Bülbüliyye, Ömer Fuâdî tarafından 1620 yılında mesnevi nazım şekli ile yazılmış, aşk ve vahdet temasını işleyen bir eserdir. Görünüşte gülün aşkıyla feryat eden bülbülün feryatlarından rahatsızlık duyan kuşların şikâyetlerinin alegorik üslupla anlatıldığı eserde tasavvufi unsurlara yer verilerek insan-ı kâmil olmanın erdemlerin- den söz edilmiştir. Sade, akıcı ve yalın bir üslupla kaleme alınan eserin öğreticilik yönü ön plandadır. Âlemin şaşılacak hållerine dikkat çeken Fuâdî, toplum hayatına eleştirel bir yaklaşımda bulunarak insanlardan kiminin dost, kiminin düşman olduğunu, yalancılık, ikiyüzlülük ve gammazlıkla meşgul olanların nefislerine ve şeytana uyarak kendi kusurlarını görmediklerini, iyiyi kötüden ayırt edemediklerini belirtmiş, kötü davranışlardan uzak durulması gerektiğini, nefsin arzu ve isteklerine boyun eğilmemesini, insanın yaptıklarının yanına kâr kalmayacağını kuşlar arasında geçen temsili bir olay üzerinden anlatmıştır.
Bülbüliyye’nin müellifi Fuâdi, Şeyh Şa’bân-ı Veli’nin haleflerinden olup 1560-1636 yılları arasında Kastamonu’da yaşamış, âlim, şâir ve mutasavvıf bir kişiliğe sahiptir.

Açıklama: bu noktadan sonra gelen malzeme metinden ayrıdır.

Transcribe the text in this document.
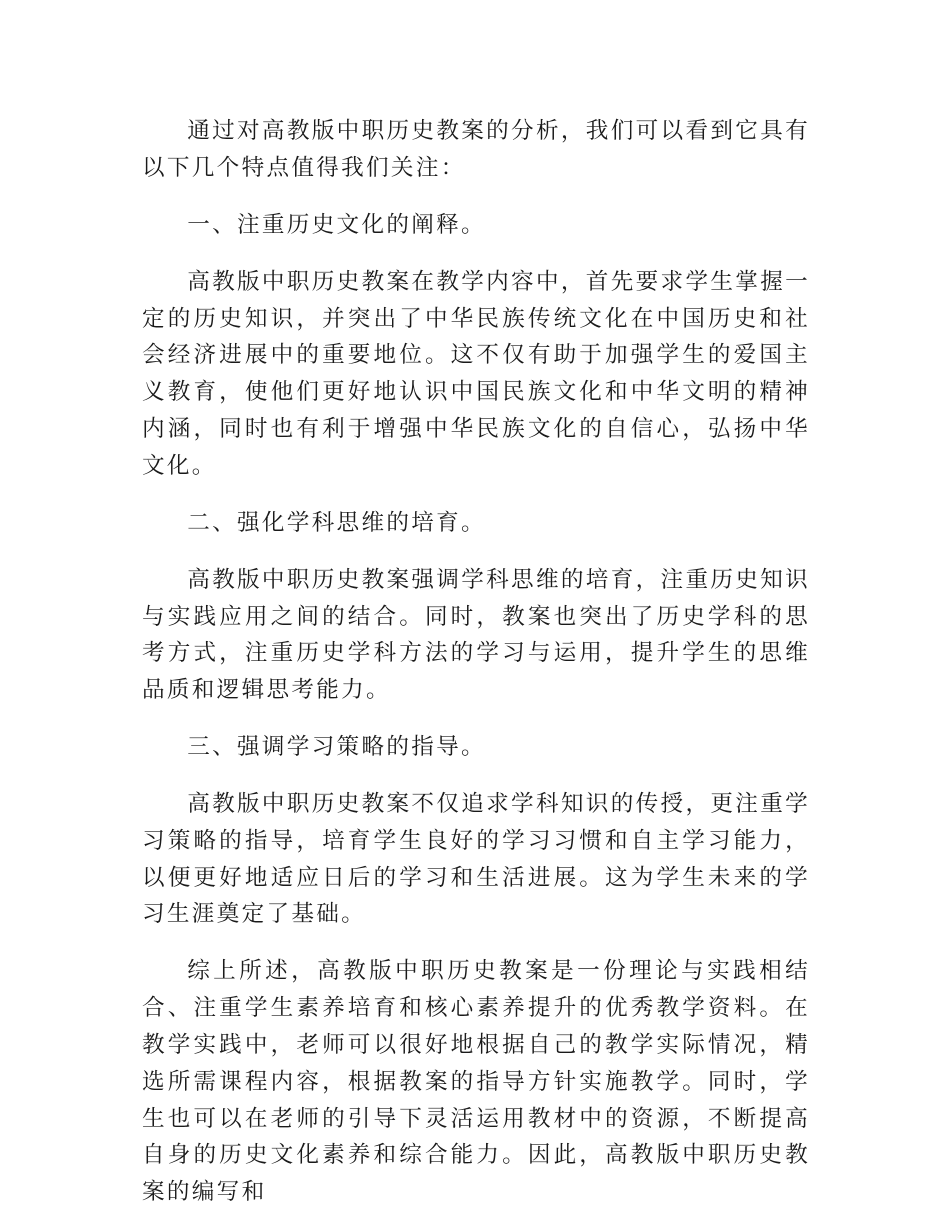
通过对高教版中职历史教案的分析，我们可以看到它具有以下几个特点值得我们关注：

一、注重历史文化的阐释。

高教版中职历史教案在教学内容中，首先要求学生掌握一定的历史知识，并突出了中华民族传统文化在中国历史和社会经济进展中的重要地位。这不仅有助于加强学生的爱国主义教育，使他们更好地认识中国民族文化和中华文明的精神内涵，同时也有利于增强中华民族文化的自信心，弘扬中华文化。

二、强化学科思维的培育。

高教版中职历史教案强调学科思维的培育，注重历史知识与实践应用之间的结合。同时，教案也突出了历史学科的思考方式，注重历史学科方法的学习与运用，提升学生的思维品质和逻辑思考能力。

三、强调学习策略的指导。

高教版中职历史教案不仅追求学科知识的传授，更注重学习策略的指导，培育学生良好的学习习惯和自主学习能力，以便更好地适应日后的学习和生活进展。这为学生未来的学习生涯奠定了基础。

综上所述，高教版中职历史教案是一份理论与实践相结合、注重学生素养培育和核心素养提升的优秀教学资料。在教学实践中，老师可以很好地根据自己的教学实际情况，精选所需课程内容，根据教案的指导方针实施教学。同时，学生也可以在老师的引导下灵活运用教材中的资源，不断提高自身的历史文化素养和综合能力。因此，高教版中职历史教案的编写和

Tarihi kaynaklarda hayatına dair pek bilgi bulunmamasına rağmen, hizmetinde bulunduğu Şa’bȧnilik ekolünün gelişmesine büyük önem ve destek vermiş, 76 yıllık yaşamını Kastamonu’da sevenlerine ve sevdiklerine adamıştır.
Başta Şeyh Sa’ban-ı Veli olmak üzere, Halvetilik’in Şa’bȧniyye kolu ile ilgili bugün bilinen bütün rivayetlerin, anlatıların ve inançların günümüze kadar, sağlıklı bir şekilde ve ilk ağızdan bizlere ulaştırılması konusunda, Ömer Fuâdî’nin, gerek müntesibi olduğu ekole ve gerekse Kastamonu kültürüne büyük hizmetleri ve katkıları olmuştur.

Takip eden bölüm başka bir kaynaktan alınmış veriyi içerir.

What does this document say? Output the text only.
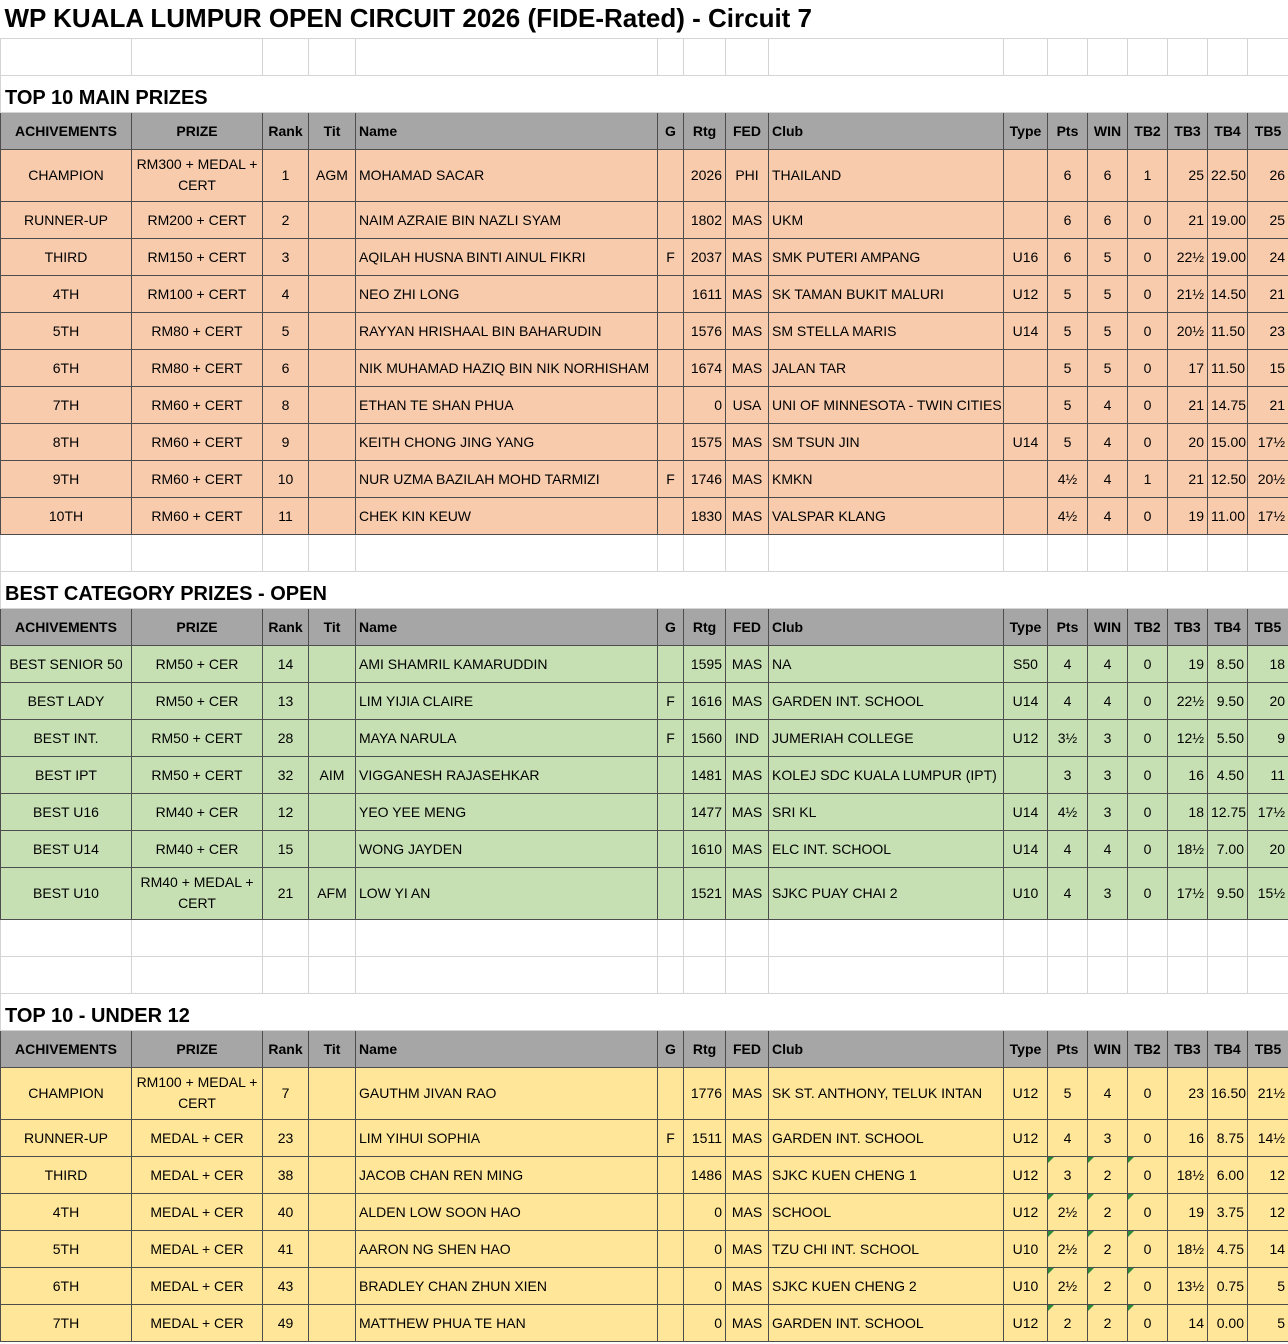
WP KUALA LUMPUR OPEN CIRCUIT 2026 (FIDE-Rated) - Circuit 7															

TOP 10 MAIN PRIZES															
ACHIVEMENTS	PRIZE	Rank	Tit	Name	G	Rtg	FED	Club	Type	Pts	WIN	TB2	TB3	TB4	TB5
CHAMPION	RM300 + MEDAL + CERT	1	AGM	MOHAMAD SACAR		2026	PHI	THAILAND		6	6	1	25	22.50	26
RUNNER-UP	RM200 + CERT	2		NAIM AZRAIE BIN NAZLI SYAM		1802	MAS	UKM		6	6	0	21	19.00	25
THIRD	RM150 + CERT	3		AQILAH HUSNA BINTI AINUL FIKRI	F	2037	MAS	SMK PUTERI AMPANG	U16	6	5	0	22½	19.00	24
4TH	RM100 + CERT	4		NEO ZHI LONG		1611	MAS	SK TAMAN BUKIT MALURI	U12	5	5	0	21½	14.50	21
5TH	RM80 + CERT	5		RAYYAN HRISHAAL BIN BAHARUDIN		1576	MAS	SM STELLA MARIS	U14	5	5	0	20½	11.50	23
6TH	RM80 + CERT	6		NIK MUHAMAD HAZIQ BIN NIK NORHISHAM		1674	MAS	JALAN TAR		5	5	0	17	11.50	15
7TH	RM60 + CERT	8		ETHAN TE SHAN PHUA		0	USA	UNI OF MINNESOTA - TWIN CITIES		5	4	0	21	14.75	21
8TH	RM60 + CERT	9		KEITH CHONG JING YANG		1575	MAS	SM TSUN JIN	U14	5	4	0	20	15.00	17½
9TH	RM60 + CERT	10		NUR UZMA BAZILAH MOHD TARMIZI	F	1746	MAS	KMKN		4½	4	1	21	12.50	20½
10TH	RM60 + CERT	11		CHEK KIN KEUW		1830	MAS	VALSPAR KLANG		4½	4	0	19	11.00	17½

BEST CATEGORY PRIZES - OPEN															
ACHIVEMENTS	PRIZE	Rank	Tit	Name	G	Rtg	FED	Club	Type	Pts	WIN	TB2	TB3	TB4	TB5
BEST SENIOR 50	RM50 + CER	14		AMI SHAMRIL KAMARUDDIN		1595	MAS	NA	S50	4	4	0	19	8.50	18
BEST LADY	RM50 + CER	13		LIM YIJIA CLAIRE	F	1616	MAS	GARDEN INT. SCHOOL	U14	4	4	0	22½	9.50	20
BEST INT.	RM50 + CERT	28		MAYA NARULA	F	1560	IND	JUMERIAH COLLEGE	U12	3½	3	0	12½	5.50	9
BEST IPT	RM50 + CERT	32	AIM	VIGGANESH RAJASEHKAR		1481	MAS	KOLEJ SDC KUALA LUMPUR (IPT)		3	3	0	16	4.50	11
BEST U16	RM40 + CER	12		YEO YEE MENG		1477	MAS	SRI KL	U14	4½	3	0	18	12.75	17½
BEST U14	RM40 + CER	15		WONG JAYDEN		1610	MAS	ELC INT. SCHOOL	U14	4	4	0	18½	7.00	20
BEST U10	RM40 + MEDAL + CERT	21	AFM	LOW YI AN		1521	MAS	SJKC PUAY CHAI 2	U10	4	3	0	17½	9.50	15½

TOP 10 - UNDER 12															
ACHIVEMENTS	PRIZE	Rank	Tit	Name	G	Rtg	FED	Club	Type	Pts	WIN	TB2	TB3	TB4	TB5
CHAMPION	RM100 + MEDAL + CERT	7		GAUTHM JIVAN RAO		1776	MAS	SK ST. ANTHONY, TELUK INTAN	U12	5	4	0	23	16.50	21½
RUNNER-UP	MEDAL + CER	23		LIM YIHUI SOPHIA	F	1511	MAS	GARDEN INT. SCHOOL	U12	4	3	0	16	8.75	14½
THIRD	MEDAL + CER	38		JACOB CHAN REN MING		1486	MAS	SJKC KUEN CHENG 1	U12	3	2	0	18½	6.00	12
4TH	MEDAL + CER	40		ALDEN LOW SOON HAO		0	MAS	SCHOOL	U12	2½	2	0	19	3.75	12
5TH	MEDAL + CER	41		AARON NG SHEN HAO		0	MAS	TZU CHI INT. SCHOOL	U10	2½	2	0	18½	4.75	14
6TH	MEDAL + CER	43		BRADLEY CHAN ZHUN XIEN		0	MAS	SJKC KUEN CHENG 2	U10	2½	2	0	13½	0.75	5
7TH	MEDAL + CER	49		MATTHEW PHUA TE HAN		0	MAS	GARDEN INT. SCHOOL	U12	2	2	0	14	0.00	5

Bu yönleriyle Fuȧdi’nin tanınması, öneminin ve fikirlerinin anlaşılması, değerinin bilinmesi, kültür hayatımızı oluşturanlara karşı ödenmesi gereken bir vefa borcu olacaktır. Elinizdeki eser de bu anlayışın bir sonucu olarak ortaya çıkmıştır.